Secteur de la communication"On travaille beaucoup pour pas grand chose", d'après André Hesse

RTL Infos
La crise dans le monde de la communication est bien réelle, mais elle est souvent oubliée, comme l'indique André Hesse, président de MarkCom, le regroupement des agences de conseil dans le marketing et la communication.
La communication et le design souffrent au Luxembourg
La crise dans le monde de la communication est bien réelle, mais elle est souvent oubliée, comme l'indique André Hesse, président de MarkCom.

Il regrette notamment la situation problématique des appels d'offres auxquels participent trop d'entreprises et pour lesquels le travail accompli n'est pas rémunéré.

Il explique qu'en moyenne, 70.000 euros sont ainsi perdus chaque année par les agences, selon une enquête effectuée en interne. "On n'est même pas sûr de décrocher un contrat à la fin, et dans le meilleur des cas, ils sont conclus à court terme", déplore André Hesse.

Au lieu d'avoir entre 10 et 15 agences, ou même parfois plus, qui participent à ces appels d'offres, la réglementation en place devrait être adaptée. MarkCom et Design Luxembourg demandent dès lors une meilleure sensibilisation des ministères et des clients, tout en limitant les participations à 2-3 agences avec la garantie d'un contrat à la fin du concours qui pourrait être rémunéré. "On voudrait également un meilleur soutien des fédérations et des institutions, comme la Chambre de commerce, la Chambre des métiers ou l'Union des entreprises. Le ministère des Classes moyennes pourrait également développer une charte qui serait présentée aux potentiels clients" détaille l'invité de RTL.

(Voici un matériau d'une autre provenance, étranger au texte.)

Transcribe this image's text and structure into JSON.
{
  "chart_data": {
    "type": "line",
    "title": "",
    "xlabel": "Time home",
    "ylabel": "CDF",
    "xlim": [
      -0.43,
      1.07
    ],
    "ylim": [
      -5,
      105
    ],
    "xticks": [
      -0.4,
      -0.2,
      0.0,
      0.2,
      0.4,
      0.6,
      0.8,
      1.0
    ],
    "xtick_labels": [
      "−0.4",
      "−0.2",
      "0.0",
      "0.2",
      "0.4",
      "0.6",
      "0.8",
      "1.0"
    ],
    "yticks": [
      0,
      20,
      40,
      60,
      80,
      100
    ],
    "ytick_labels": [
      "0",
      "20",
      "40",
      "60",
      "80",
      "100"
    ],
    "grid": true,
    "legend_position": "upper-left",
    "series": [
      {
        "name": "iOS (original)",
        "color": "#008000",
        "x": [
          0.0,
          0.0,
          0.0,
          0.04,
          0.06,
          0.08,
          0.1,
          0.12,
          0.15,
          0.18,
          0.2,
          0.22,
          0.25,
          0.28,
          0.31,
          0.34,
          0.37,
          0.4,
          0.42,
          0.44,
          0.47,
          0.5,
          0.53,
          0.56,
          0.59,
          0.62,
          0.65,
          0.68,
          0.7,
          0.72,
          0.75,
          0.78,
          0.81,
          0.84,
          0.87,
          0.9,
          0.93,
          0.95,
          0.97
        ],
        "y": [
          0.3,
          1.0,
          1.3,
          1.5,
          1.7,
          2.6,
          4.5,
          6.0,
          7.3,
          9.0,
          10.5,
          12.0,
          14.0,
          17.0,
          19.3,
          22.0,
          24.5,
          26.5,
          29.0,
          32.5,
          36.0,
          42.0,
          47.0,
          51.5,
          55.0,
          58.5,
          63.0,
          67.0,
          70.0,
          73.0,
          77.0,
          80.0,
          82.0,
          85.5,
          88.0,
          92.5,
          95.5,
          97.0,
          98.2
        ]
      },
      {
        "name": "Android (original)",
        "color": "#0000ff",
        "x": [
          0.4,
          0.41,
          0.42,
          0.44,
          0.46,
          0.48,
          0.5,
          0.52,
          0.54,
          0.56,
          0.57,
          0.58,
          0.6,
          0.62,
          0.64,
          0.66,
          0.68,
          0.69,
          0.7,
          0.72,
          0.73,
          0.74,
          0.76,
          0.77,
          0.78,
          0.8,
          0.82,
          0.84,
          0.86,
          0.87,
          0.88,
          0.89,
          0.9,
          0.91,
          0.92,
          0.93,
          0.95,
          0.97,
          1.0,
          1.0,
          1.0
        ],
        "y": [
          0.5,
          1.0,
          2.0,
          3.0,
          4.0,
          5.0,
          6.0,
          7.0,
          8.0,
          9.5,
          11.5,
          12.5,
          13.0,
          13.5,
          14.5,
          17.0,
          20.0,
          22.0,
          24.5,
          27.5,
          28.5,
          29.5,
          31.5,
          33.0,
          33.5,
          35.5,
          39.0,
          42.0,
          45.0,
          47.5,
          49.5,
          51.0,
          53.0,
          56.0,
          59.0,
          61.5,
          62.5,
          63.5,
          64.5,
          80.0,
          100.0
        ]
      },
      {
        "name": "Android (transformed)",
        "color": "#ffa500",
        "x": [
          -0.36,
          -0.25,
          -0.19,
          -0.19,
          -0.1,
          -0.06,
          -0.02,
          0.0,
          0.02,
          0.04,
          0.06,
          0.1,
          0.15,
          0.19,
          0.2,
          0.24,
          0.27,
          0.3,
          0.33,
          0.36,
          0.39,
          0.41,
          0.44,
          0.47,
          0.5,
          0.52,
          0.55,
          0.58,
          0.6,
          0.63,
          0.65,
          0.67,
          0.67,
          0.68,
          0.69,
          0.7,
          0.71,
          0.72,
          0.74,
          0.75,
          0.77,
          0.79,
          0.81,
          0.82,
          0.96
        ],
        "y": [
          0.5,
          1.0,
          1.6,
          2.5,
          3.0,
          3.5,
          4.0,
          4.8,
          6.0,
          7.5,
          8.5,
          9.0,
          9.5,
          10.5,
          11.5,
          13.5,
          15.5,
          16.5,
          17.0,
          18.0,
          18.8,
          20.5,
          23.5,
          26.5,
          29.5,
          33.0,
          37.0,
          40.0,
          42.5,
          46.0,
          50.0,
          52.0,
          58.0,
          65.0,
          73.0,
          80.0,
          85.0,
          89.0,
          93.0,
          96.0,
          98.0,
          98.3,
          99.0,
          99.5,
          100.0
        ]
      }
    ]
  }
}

Plus de 200 faillites depuis 2019

MarkCom et Design Luxembourg comptent une centaine de membres qui emploient environ 700 collaborateurs. Les chiffres du Statec montrent qu'un changement de paradigme est nécessaire dans le secteur puisque ce dernier a subi un peu plus de 200 faillites depuis 2019. "Les perspectives pour 2024 sont assez tristes, et si rien ne se passe, on peut redouter le pire", souligne André Hesse.

"Nous travaillons beaucoup pour gagner le minimum", a également déclaré le président de MarkCom qui souligne que le travail ne manque pas mais que les marges sont limitées.

Il regrette également que de nombreux ministères choisissent des sociétés étrangères, ce que les acteurs luxembourgeois ont du mal à comprendre. "Le fait de travailler avec une agence basée à Paris ou à Londres peut paraître plus sexy mais nos collaborateurs sont tout aussi bourrés de talent et ils connaissent mieux la culture et le pays que des agences étrangères", conclut l'invité de RTL.